Vous avez acheté une place de cinéma pour un film quelconque. Après avoir discuté avec quelques personnes vous expliquant que le film est mauvais, vous n’avez finalement plus très envie d’y aller. Mais, pensez-vous, puisque j’ai payé ma place, autant que j’y aille. Vous vous décidez alors à aller voir le film, même si vous n’en avez pas envie, juste parce ce que vous avez déjà acheté la place. Vous êtes victime de ce que les économistes appellent la « sunk cost fallacy » : vous procédez à une allocation sous-optimale de vos ressources (ici le temps) car vous prenez votre décision sur la base d’une information (ici, le fait d’avoir déjà payé la place) non pertinente. Du point de vue de l’analyse économique, seuls les coûts marginaux et l’utilité marginale importent dans la prise de décision (ici, le fait que vous pensez que le film ne vous plaira pas).

Les coûts irrécupérables ainsi que les erreurs de raisonnement qui leurs sont associés sont partout, y compris dans le sport de haut-niveau. James Surowiecki propose un article très intéressant sur ce sujet. Surowiecki discute du cas d’une équipe de football américain (les New York Jets) qui a offert un contrat très cher à son quarterback en début de saison.
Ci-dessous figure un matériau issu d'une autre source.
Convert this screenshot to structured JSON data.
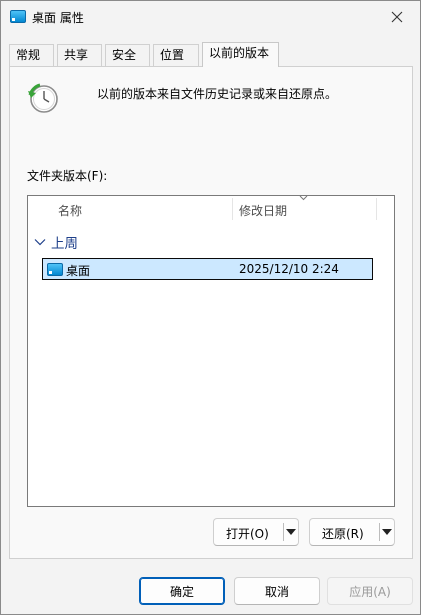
{
  "window": {
    "title": "桌面 属性",
    "close_glyph": "✕"
  },
  "tabs": [
    {
      "label": "常规",
      "active": false
    },
    {
      "label": "共享",
      "active": false
    },
    {
      "label": "安全",
      "active": false
    },
    {
      "label": "位置",
      "active": false
    },
    {
      "label": "以前的版本",
      "active": true
    }
  ],
  "panel": {
    "info_text": "以前的版本来自文件历史记录或来自还原点。",
    "folder_versions_label": "文件夹版本(F):",
    "columns": {
      "name": "名称",
      "date_modified": "修改日期"
    },
    "group": {
      "title": "上周",
      "expanded": true
    },
    "rows": [
      {
        "name": "桌面",
        "date": "2025/12/10 2:24",
        "selected": true
      }
    ],
    "open_button": "打开(O)",
    "restore_button": "还原(R)"
  },
  "footer": {
    "ok": "确定",
    "cancel": "取消",
    "apply": "应用(A)"
  },
  "colors": {
    "selection": "#cce8ff",
    "group_title": "#1e3f8a",
    "default_button_border": "#005fb8"
  }
}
En dépit du fait que ce dernier a réalisé des performances misérables tout au long de l’année, il n’a pas été mis sur le banc, probablement en raison de l’investissement consentie par le club dans le joueur. Un cas analogue se produit actuellement en NBA, où l’équipe mythique des Los Angeles Lakers, en dépit d’un recrutement spectaculaire, se traîne dans les bas fonds du classement alors que l’on est déjà au milieu de la saison. Les Lakers ont notamment recruté le pivot Dwight Howard, dont le niveau de jeu est jusqu’à présent très décevant en dépit du fait qu’il est supposé être le meilleur à son poste. Des rumeurs évoquent un futur transfert ce qui, si cela se produisait, indiquerait que les Lakers ont su éviter l’erreur des coûts irrécupérables. Il faut toutefois mentionner un facteur important dans le cas d’espèce : le contrat d’Howard s’achève à la fin de saison, et il pourrait alors tout à fait décider de signer pour une autre équipe sans que les Lakers puissent avoir une quelconque contrepartie.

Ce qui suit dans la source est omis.